A woman who was hounded out of her Brighton council estate because of her northern accent was told yesterday that she is not protected by race relations laws.

The Daily Telegraph (p14) reports that June Wood said she will never recover from the 'mental torture' inflicted on her by neighbours on the Whitehawk estate after moving from Consett, Co Durham.

But she was told by the Commission for Racial Equality that her case could not be regarded as racial discrimination, although she would have had a valid complaint if she were Scottish of Welsh.

Miss Wood said that within days of moving to the estate with her two-year-old son Nathan, teenagers shouted abuse and spat at her, their parents began mimicking her accent and her windows were smashed.

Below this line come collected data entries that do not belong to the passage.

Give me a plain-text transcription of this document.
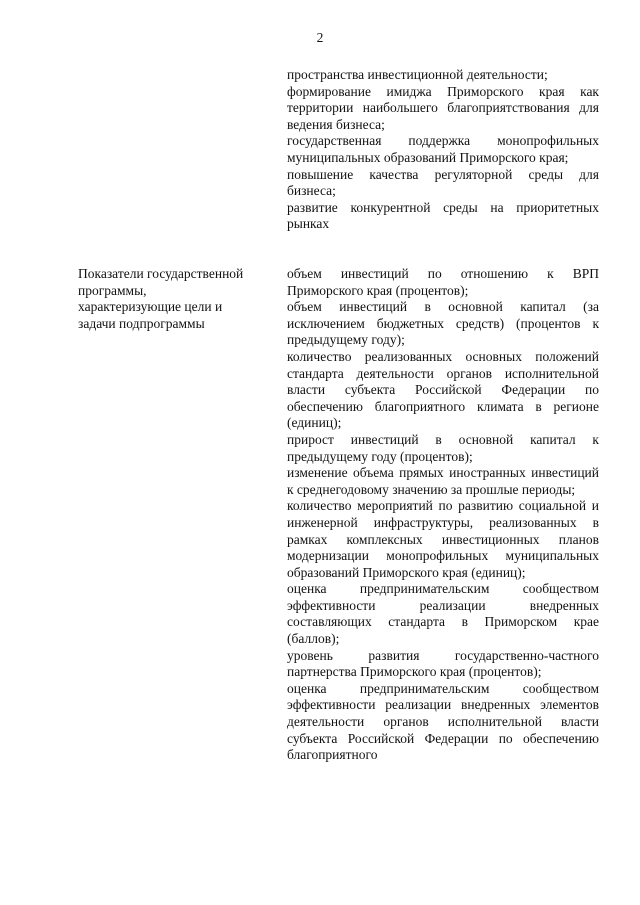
2

пространства инвестиционной деятельности;

формирование имиджа Приморского края как территории наибольшего благоприятствования для ведения бизнеса;

государственная поддержка монопрофильных муниципальных образований Приморского края;

повышение качества регуляторной среды для бизнеса;

развитие конкурентной среды на приоритетных рынках

Показатели государственной
программы,
характеризующие цели и
задачи подпрограммы

объем инвестиций по отношению к ВРП Приморского края (процентов);

объем инвестиций в основной капитал (за исключением бюджетных средств) (процентов к предыдущему году);

количество реализованных основных положений стандарта деятельности органов исполнительной власти субъекта Российской Федерации по обеспечению благоприятного климата в регионе (единиц);

прирост инвестиций в основной капитал к предыдущему году (процентов);

изменение объема прямых иностранных инвестиций к среднегодовому значению за прошлые периоды;

количество мероприятий по развитию социальной и инженерной инфраструктуры, реализованных в рамках комплексных инвестиционных планов модернизации монопрофильных муниципальных образований Приморского края (единиц);

оценка предпринимательским сообществом эффективности реализации внедренных составляющих стандарта в Приморском крае (баллов);

уровень развития государственно-частного партнерства Приморского края (процентов);

оценка предпринимательским сообществом эффективности реализации внедренных элементов деятельности органов исполнительной власти субъекта Российской Федерации по обеспечению благоприятного
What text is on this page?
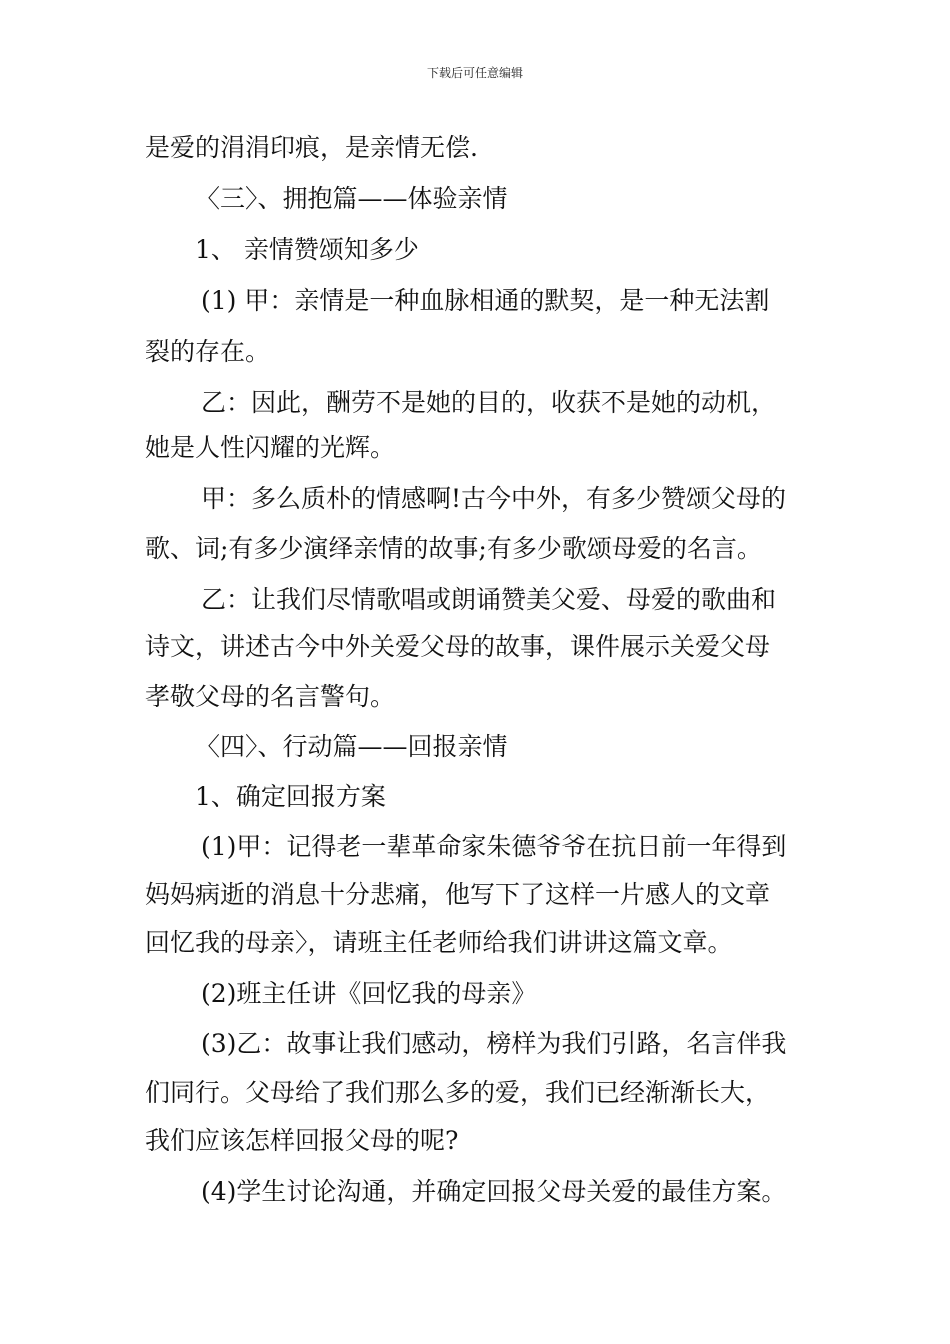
下载后可任意编辑
是爱的涓涓印痕，是亲情无偿.
〈三〉、拥抱篇——体验亲情
1、 亲情赞颂知多少
(1) 甲：亲情是一种血脉相通的默契，是一种无法割
裂的存在。
乙：因此，酬劳不是她的目的，收获不是她的动机，
她是人性闪耀的光辉。
甲：多么质朴的情感啊!古今中外，有多少赞颂父母的
歌、词;有多少演绎亲情的故事;有多少歌颂母爱的名言。
乙：让我们尽情歌唱或朗诵赞美父爱、母爱的歌曲和
诗文，讲述古今中外关爱父母的故事，课件展示关爱父母
孝敬父母的名言警句。
〈四〉、行动篇——回报亲情
1、确定回报方案
(1)甲：记得老一辈革命家朱德爷爷在抗日前一年得到
妈妈病逝的消息十分悲痛，他写下了这样一片感人的文章
回忆我的母亲〉，请班主任老师给我们讲讲这篇文章。
(2)班主任讲《回忆我的母亲》
(3)乙：故事让我们感动，榜样为我们引路，名言伴我
们同行。父母给了我们那么多的爱，我们已经渐渐长大，
我们应该怎样回报父母的呢?
(4)学生讨论沟通，并确定回报父母关爱的最佳方案。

She moved into temporary council accommodation after her flat was broken into and£2,000 worth of damage caused.

'It was all because I had a northern accent,' she said. They don't like single mothers and they don't like northerners. It's like racism.

'I have not been racist in my life but I could never understand the trauma of racism until I moved here.'

A spokesman for the Commission for Racial Equality said: 'The issue in law is quite clear that race relations covers differences in ethnic groups or differences in national origin.'

Meanwhile, The Guardian (p9) reports that Lancashire constabulary has apologised unreservedly to a couple living on a Lancaster housing estate for its repeated failure over eight years to investigate a violent race hate campaign against them.

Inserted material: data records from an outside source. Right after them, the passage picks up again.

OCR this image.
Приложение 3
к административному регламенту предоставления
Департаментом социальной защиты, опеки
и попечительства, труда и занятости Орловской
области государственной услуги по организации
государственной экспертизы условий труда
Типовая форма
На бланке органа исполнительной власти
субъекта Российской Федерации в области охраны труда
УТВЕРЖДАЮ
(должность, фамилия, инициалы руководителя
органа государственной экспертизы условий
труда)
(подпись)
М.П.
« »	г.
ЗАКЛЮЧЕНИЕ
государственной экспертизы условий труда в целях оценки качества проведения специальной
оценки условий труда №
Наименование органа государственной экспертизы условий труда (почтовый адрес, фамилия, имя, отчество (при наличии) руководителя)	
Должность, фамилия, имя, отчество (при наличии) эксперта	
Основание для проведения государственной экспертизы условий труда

Mal Hussein and Linda Livingstone bought a corner shop and flat on the Ryelands estate in 1991. They have since kept diaries documenting over 2,000 racist attacks by a group of council tenants who are well known to the authorities.

Chief superintendent John Thompson met the couple on Wednesday to present the results of a seven-month review into the police response since 1991.

In an apoology letter to the couple, deputy chief constable Paul Stephenson wrote: 'We fully accept there should initially have been more proactive management and co-ordination of the local police. I deeply regret that a higher quality of response was not given from the beginning.'

However, Mr Hussein said the review was a 'token gesture'. He wants an immediate meeting with the chief constable, Pauline Clare, and Ruth Henig, chair of the Lancashire police authority, to discuss his 'profound concerns' that racism in the force was ignored contrary to calls from the police authority in March.